A mind thus enfeebled, stupefied, and defiled, must needs be in a very unfit condition to resist new temptations. The inhabitants of a besieged city, who are weakened by famine and disease and discouraged by a number of disaffected persons within their walls, have no heart to resist, but stand ready to listen to the first proposals of the besiegers. And in proportion as we are disabled for resistance, it may be expected that the tempter will renew his attempts upon us. If Satan has any influence upon the human mind, it may be supposed that he acts with design and knows how to avail himself of the most favorable seasons to effect his purpose. And this we find to be true by experience. In proportion as we have yielded to temptation, it will rise in its demands. Solicitations, greater in number and in force, will ply our minds. As a resistance of the devil will be followed by his fleeing from us, so on the contrary, a non-resistance of him will be followed by renewed and stronger attempts upon us. One sin makes way for another and renders us less able to resist or to return to God by repentance…Samson first yielded to his sensual desires. After this, to the entreaties of his Delilah, who, in proportion as she saw him pliant to her wishes, increased in her assiduousness until at length he lost his hair, his liberty, his eyes, and his life…

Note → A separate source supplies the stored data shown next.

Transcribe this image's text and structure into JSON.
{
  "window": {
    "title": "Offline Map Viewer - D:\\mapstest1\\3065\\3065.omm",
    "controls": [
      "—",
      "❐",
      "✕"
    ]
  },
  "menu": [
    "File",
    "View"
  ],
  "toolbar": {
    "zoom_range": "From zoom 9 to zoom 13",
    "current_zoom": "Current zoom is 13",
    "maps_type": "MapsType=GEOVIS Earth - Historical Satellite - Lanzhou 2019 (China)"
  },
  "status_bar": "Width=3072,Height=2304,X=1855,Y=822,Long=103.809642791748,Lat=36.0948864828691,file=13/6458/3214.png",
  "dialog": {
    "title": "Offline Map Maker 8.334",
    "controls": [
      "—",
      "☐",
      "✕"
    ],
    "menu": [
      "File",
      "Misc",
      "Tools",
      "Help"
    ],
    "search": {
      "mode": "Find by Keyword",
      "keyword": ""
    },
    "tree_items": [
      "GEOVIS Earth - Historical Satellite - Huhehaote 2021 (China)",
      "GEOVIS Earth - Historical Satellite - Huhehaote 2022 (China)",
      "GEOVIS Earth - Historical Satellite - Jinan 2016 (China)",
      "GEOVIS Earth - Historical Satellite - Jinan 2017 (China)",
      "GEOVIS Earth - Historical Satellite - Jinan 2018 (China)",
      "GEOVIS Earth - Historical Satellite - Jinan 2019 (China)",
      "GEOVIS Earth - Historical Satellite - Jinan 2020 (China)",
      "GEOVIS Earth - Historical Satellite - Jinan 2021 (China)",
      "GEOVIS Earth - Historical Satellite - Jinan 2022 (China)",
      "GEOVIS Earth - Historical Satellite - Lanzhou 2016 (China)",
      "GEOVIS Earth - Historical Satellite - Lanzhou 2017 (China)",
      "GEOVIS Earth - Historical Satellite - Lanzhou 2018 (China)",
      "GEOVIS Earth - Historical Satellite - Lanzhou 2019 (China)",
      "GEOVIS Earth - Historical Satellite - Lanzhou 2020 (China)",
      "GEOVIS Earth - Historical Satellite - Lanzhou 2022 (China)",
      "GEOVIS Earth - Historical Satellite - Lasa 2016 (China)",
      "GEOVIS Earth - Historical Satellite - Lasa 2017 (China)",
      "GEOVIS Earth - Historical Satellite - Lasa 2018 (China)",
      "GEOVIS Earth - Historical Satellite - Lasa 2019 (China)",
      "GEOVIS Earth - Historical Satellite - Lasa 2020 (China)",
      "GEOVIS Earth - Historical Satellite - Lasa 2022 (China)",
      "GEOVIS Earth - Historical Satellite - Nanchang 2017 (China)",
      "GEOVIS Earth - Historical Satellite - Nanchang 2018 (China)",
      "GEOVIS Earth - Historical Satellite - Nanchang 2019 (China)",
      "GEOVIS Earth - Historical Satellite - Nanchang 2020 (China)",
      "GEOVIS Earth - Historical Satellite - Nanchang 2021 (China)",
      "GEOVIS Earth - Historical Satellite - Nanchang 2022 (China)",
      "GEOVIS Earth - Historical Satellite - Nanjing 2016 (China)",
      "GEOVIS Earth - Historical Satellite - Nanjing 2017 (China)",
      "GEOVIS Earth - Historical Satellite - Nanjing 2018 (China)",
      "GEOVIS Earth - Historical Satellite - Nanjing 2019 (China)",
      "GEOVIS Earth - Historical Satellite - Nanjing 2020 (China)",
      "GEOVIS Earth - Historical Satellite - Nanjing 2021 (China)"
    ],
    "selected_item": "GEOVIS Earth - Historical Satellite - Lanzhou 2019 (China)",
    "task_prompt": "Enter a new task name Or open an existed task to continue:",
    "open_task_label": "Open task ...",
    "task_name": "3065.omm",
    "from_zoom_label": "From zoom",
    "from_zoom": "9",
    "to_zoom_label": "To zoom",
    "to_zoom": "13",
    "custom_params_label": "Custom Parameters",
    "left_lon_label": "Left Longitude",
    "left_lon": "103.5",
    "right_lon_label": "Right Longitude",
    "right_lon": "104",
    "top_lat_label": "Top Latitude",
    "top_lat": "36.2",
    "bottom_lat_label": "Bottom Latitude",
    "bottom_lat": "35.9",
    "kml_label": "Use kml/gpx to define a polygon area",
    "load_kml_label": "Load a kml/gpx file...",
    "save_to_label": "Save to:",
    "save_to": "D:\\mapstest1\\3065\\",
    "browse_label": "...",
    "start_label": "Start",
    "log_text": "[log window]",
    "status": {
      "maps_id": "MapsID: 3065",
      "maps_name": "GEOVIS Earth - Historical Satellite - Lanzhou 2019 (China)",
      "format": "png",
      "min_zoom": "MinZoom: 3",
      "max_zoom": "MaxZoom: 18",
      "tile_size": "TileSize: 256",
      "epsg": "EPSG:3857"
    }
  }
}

Fifthly, so long as sin remains upon the conscience unlamented, we are in danger of eternal damnation. It may be thought by some that such language is inconsistent with the final perseverance of believers; but it is manifest that our Lord did not so teach the doctrine of perseverance as to render cautions of this nature unnecessary. He did not scruple to declare, even to His own disciples, that
whosoever should say to his brother, “Thou fool,” should be in danger of hell-fire (Mat 5:22)—that if they forgave not men their trespasses, neither would God forgive theirs (Mat 6:15)—and if a right hand, or a right eye, caused them to offend, it must be cut off, or plucked out, and that lest the whole body should be cast into hell (Mat 5:29).
The object at which sin aims, whether in believers or unbelievers, is death—eternal death. To this, it has a natural and direct tendency….If it does not in all cases come to this issue, it is not because of its being different as to its nature or tendency in some persons to what it is in others, but because a timely stop is put to its operations. Only let it go on without repentance until it has finished its work, and eternal death will be the issue.
Whatever we are, so long as sin lies unlamented upon the conscience, we have no scriptural foundation to conclude that we are Christians. No real Christian, it is true, will prove an apostate; yet while we are under the influence of sin, we are moving in the direction which leads to apostasy. If we are contented with a relapsed state of mind, what ground can we have to conclude that it is not our element or that we have ever been the subjects of true religion?